DOMRADIO.DE: Sie haben gerade die pastorale Dimension der Schmuckstücke angesprochen, die Sie inspiriert und betrifft. Können Sie sich vorstellen, dass Sie die Stücke mit in Ihre Arbeit hinein nehmen?
Keller: Der Dom hat ja auch bei uns im Bistum Würzburg, in dem ich meinen Dienst tue, eine Bedeutung – nicht zuletzt in Bad Kissingen. Da kommt der große Kardinal Julius Döpfner her, der mal vor Jahrzehnten, als Wohnungsknappheit war, gesagt hat: "Wohnungsbau ist Dombau".

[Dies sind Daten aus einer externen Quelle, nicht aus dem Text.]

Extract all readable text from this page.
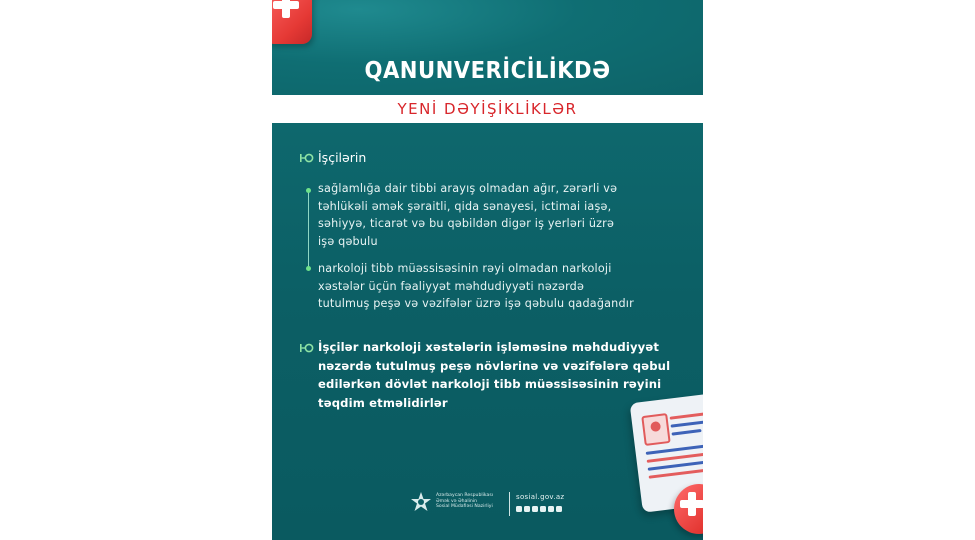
QANUNVERİCİLİKDƏ
YENİ DƏYİŞİKLİKLƏR
İşçilərin
sağlamlığa dair tibbi arayış olmadan ağır, zərərli və
təhlükəli əmək şəraitli, qida sənayesi, ictimai iaşə,
səhiyyə, ticarət və bu qəbildən digər iş yerləri üzrə
işə qəbulu
narkoloji tibb müəssisəsinin rəyi olmadan narkoloji
xəstələr üçün fəaliyyət məhdudiyyəti nəzərdə
tutulmuş peşə və vəzifələr üzrə işə qəbulu qadağandır
İşçilər narkoloji xəstələrin işləməsinə məhdudiyyət
nəzərdə tutulmuş peşə növlərinə və vəzifələrə qəbul
edilərkən dövlət narkoloji tibb müəssisəsinin rəyini
təqdim etməlidirlər
Azərbaycan Respublikası
Əmək və Əhalinin
Sosial Müdafiəsi Nazirliyi
sosial.gov.az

Diese Wirklichkeit, glaube ich, haben wir auch in der heutigen Zeit. Wir haben weniger Mangel an Kirchengebäuden, sondern mehr Mangel an seelischem Obdach. Wir wollen als Seelsorger den Seelen Obdach geben – das verbindet uns über die Konfessionen und Denominationen hinweg. Und das, glaube ich, ist ein Punkt, der für uns Christinnen und Christen ganz zentral ist.
DOMRADIO.DE: Gestern ist das Projekt losgegangen. Ich kann mir persönlich gut vorstellen, dass es auch in der Weihnachtszeit gut ankommt; es ist ja auch eine tolle Geschenkidee. Haben Sie denn schon ja eine Vorstellung davon, wie es weitergehen könnte; welche Stücke jetzt als nächstes folgen?
Keller: Ich denke an Aufstellkreuze fürs Zuhause, die man im Prinzip neben die Bibel, die Hochzeitskerze, die Taufkerze oder einem Sterbebildchen eines lieben Angehörigen legt. Oder neben so ein kleines Weihwasserkesselchen. Man kennt es ja von früher, dass das Wasser schnell verdunstet.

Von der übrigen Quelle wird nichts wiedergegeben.